Why does concatenation of DataFrames get exponentially slower?
Solution 1:
Never call DataFrame.append
or pd.concat
inside a for-loop. It leads to quadratic copying.
pd.concat
returns a new DataFrame. Space has to be allocated for the new
DataFrame, and data from the old DataFrames have to be copied into the new
DataFrame. Consider the amount of copying required by this line inside the for-loop
(assuming each x
has size 1):
super_x = pd.concat([super_x, x], axis=0)
| iteration | size of old super_x | size of x | copying required |
| 0 | 0 | 1 | 1 |
| 1 | 1 | 1 | 2 |
| 2 | 2 | 1 | 3 |
| ... | | | |
| N-1 | N-1 | 1 | N |
1 + 2 + 3 + ... + N = N(N+1)/2
. So there is O(N**2)
copies required to
complete the loop.
Now consider
super_x = []
for i, df_chunk in enumerate(df_list):
[x, y] = preprocess_data(df_chunk)
super_x.append(x)
super_x = pd.concat(super_x, axis=0)
Appending to a list is an O(1)
operation and does not require copying. Now
there is a single call to pd.concat
after the loop is done. This call to
pd.concat
requires N copies to be made, since super_x
contains N
DataFrames of size 1. So when constructed this way, super_x
requires O(N)
copies.
Solution 2:
Every time you concatenate, you are returning a copy of the data.
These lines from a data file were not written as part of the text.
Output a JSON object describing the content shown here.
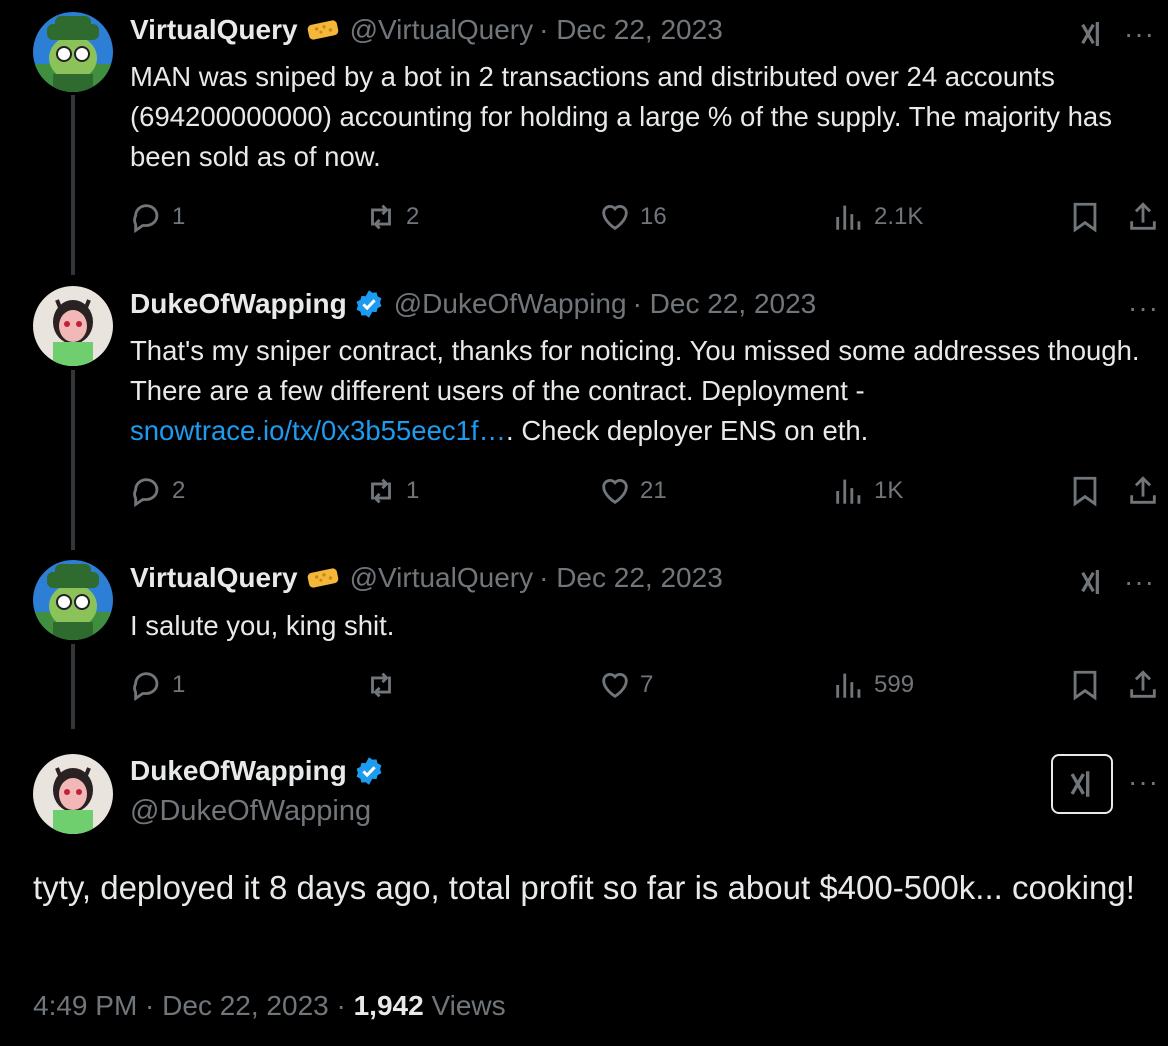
{
  "thread": [
    {
      "name": "VirtualQuery",
      "handle": "@VirtualQuery",
      "date": "· Dec 22, 2023",
      "text": "MAN was sniped by a bot in 2 transactions and distributed over 24 accounts (694200000000) accounting for holding a large % of the supply. The majority has been sold as of now.",
      "replies": "1",
      "reposts": "2",
      "likes": "16",
      "views": "2.1K"
    },
    {
      "name": "DukeOfWapping",
      "handle": "@DukeOfWapping",
      "date": "· Dec 22, 2023",
      "text_before": "That's my sniper contract, thanks for noticing. You missed some addresses though. There are a few different users of the contract. Deployment -",
      "link": "snowtrace.io/tx/0x3b55eec1f…",
      "text_after": ". Check deployer ENS on eth.",
      "replies": "2",
      "reposts": "1",
      "likes": "21",
      "views": "1K"
    },
    {
      "name": "VirtualQuery",
      "handle": "@VirtualQuery",
      "date": "· Dec 22, 2023",
      "text": "I salute you, king shit.",
      "replies": "1",
      "reposts": "",
      "likes": "7",
      "views": "599"
    }
  ],
  "main_tweet": {
    "name": "DukeOfWapping",
    "handle": "@DukeOfWapping",
    "text": "tyty, deployed it 8 days ago, total profit so far is about $400-500k... cooking!",
    "time": "4:49 PM · Dec 22, 2023 ·",
    "views_count": "1,942",
    "views_label": "Views"
  },
  "more_label": "···",
  "icons": {
    "reply": "reply-icon",
    "repost": "repost-icon",
    "like": "heart-icon",
    "views": "analytics-icon",
    "bookmark": "bookmark-icon",
    "share": "share-icon",
    "verified": "verified-badge-icon",
    "grok": "grok-icon",
    "sponge": "sponge-emoji-icon"
  },
  "colors": {
    "background": "#000000",
    "text": "#e7e9ea",
    "muted": "#71767b",
    "link": "#1d9bf0",
    "verified": "#1d9bf0"
  }
}
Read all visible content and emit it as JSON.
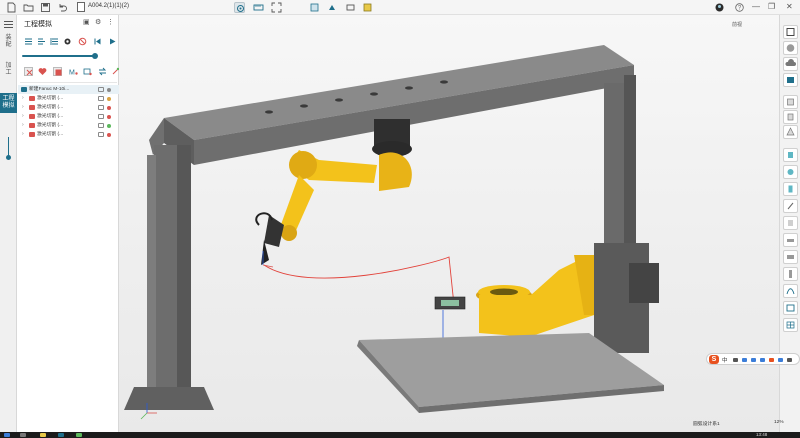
{
  "toolbar": {
    "document_name": "A004.2(1)(1)(2)",
    "minimize": "—",
    "restore": "❐",
    "close": "✕"
  },
  "rail": {
    "tabs": [
      "装配",
      "加工",
      "工程模拟"
    ],
    "active_tab": "工程模拟"
  },
  "panel": {
    "title": "工程模拟",
    "tree": [
      {
        "label": "新建Fanuc M-10i...",
        "status_color": "#8a8a8a"
      },
      {
        "label": "激光切割 (...",
        "status_color": "#d9a441"
      },
      {
        "label": "激光切割 (...",
        "status_color": "#d9534f"
      },
      {
        "label": "激光切割 (...",
        "status_color": "#d9534f"
      },
      {
        "label": "激光切割 (...",
        "status_color": "#5cb85c"
      },
      {
        "label": "激光切割 (...",
        "status_color": "#d9534f"
      }
    ]
  },
  "viewport": {
    "view_label": "前视",
    "robot_color": "#f5c518",
    "frame_color": "#6e6e6e",
    "path_color": "#e2423a"
  },
  "status": {
    "coord_label": "圆弧设计系1",
    "zoom": "12%"
  },
  "ime": {
    "text": "中"
  },
  "taskbar": {
    "time": "13:48"
  },
  "colors": {
    "accent": "#1f6f8b"
  }
}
You want to keep a list of your chunks, and then concatenate everything as the final step.
df_x = []
df_y = []
for i, df_chunk in enumerate(df_list):
print "chunk", i
[x, y] = preprocess_data(df_chunk)
df_x.append(x)
df_y.append(y)
super_x = pd.concat(df_x, axis=0)
del df_x # Free-up memory.
super_y = pd.concat(df_y, axis=0)
del df_y # Free-up memory.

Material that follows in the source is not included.